El 11 de noviembre, en Aguadilla, un despechado le dispara a su ex compañera y luego se suicida. La Procuradora de la Mujer, que no debe existir porque su mera mención denota discrimen (¿se imaginan una oficina del procurador del hombre?) entra en estado de chifladura y le echa la culpa del desgraciado incidente a los jueces Diómedes González Velázquez y Rafael Ramos Sáenz. La frivolidad de su argumentación es casi una imputación de que fueron ellos los que dispararon y se suicidaron. Muy escandalizada, perturbada y falsamente preocupada, por poco inculpa de la fatalidad a los dos jueces porque no le pusieron un grillete al suicida. Fue ese comentario el que encendió la mecha de la lengua periodística que activó una investigación innecesaria con efectos difamatorios.

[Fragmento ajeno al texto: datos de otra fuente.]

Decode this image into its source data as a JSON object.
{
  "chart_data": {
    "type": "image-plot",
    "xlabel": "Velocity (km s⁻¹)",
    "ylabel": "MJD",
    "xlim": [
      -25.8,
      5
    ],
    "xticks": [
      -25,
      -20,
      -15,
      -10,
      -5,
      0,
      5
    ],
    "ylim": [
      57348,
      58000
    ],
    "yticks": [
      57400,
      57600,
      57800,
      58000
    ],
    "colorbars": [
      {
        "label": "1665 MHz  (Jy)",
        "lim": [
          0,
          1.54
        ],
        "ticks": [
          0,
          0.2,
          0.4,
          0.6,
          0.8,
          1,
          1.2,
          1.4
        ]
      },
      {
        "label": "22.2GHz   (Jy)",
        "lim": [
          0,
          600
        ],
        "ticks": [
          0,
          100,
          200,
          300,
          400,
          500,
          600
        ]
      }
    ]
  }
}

Los jueces diligentemente hicieron lo que tenían hacer: expidieron orden de protección en contra del agresor, determinaron causa por haber violado la orden, fijaron una fianza y ordenaron que se pusiera un grillete. La encargada de colocar grilletes, es la Oficina de Servicios con Antelación a Juicio, que se supone lo instale simultáneamente con la prestación de fianza. No lo hicieron. En aquel momento, la ahora acusadora, que es la Procuradora, que tiene oficina en el Tribunal Municipal y recibe notificación de todas las determinaciones de órdenes de protección y de arrestos por ley 54, por lo que su obligación es evaluar el caso para proteger a la posible víctima del agresor, no hizo nada. Nada, pero ahora, para salvar su responsabilidad, le echa la culpa a los jueces que no pueden hablar.
En este caso, ¿qué resolvía un grillete? La situación es similar a Estremera v. Inmobiliarias Rac, Inc., 109 DPR 852. En ese caso, la familia del asesinado demandó al dueño del lugar del asesinato porque no colocó unas bombillas en una escalera. El Supremo, citando a Enneccerus dijo: “¿Acaso el sastre que retrasa la entrega de un abrigo de viaje que se le había encargado tendrá que responder realmente si le sobreviniera a su cliente un accidente ferroviario a virtud de haber aplazado el viaje por ese motivo?” En la herida y suicidio en Aguadilla, tragedia lamentable, un grillete electrónico, ¿hubiese evitado que un kamikaze le disparara a su víctima? No hay duda de que los jueces actuaron diligentemente y conforme a derecho. No busquemos chivos expiatorios que el problema es mucho más profundo que la lavada de manos que se quiere dar la procuradora con el aval de los que están en el perenne éter cósmico.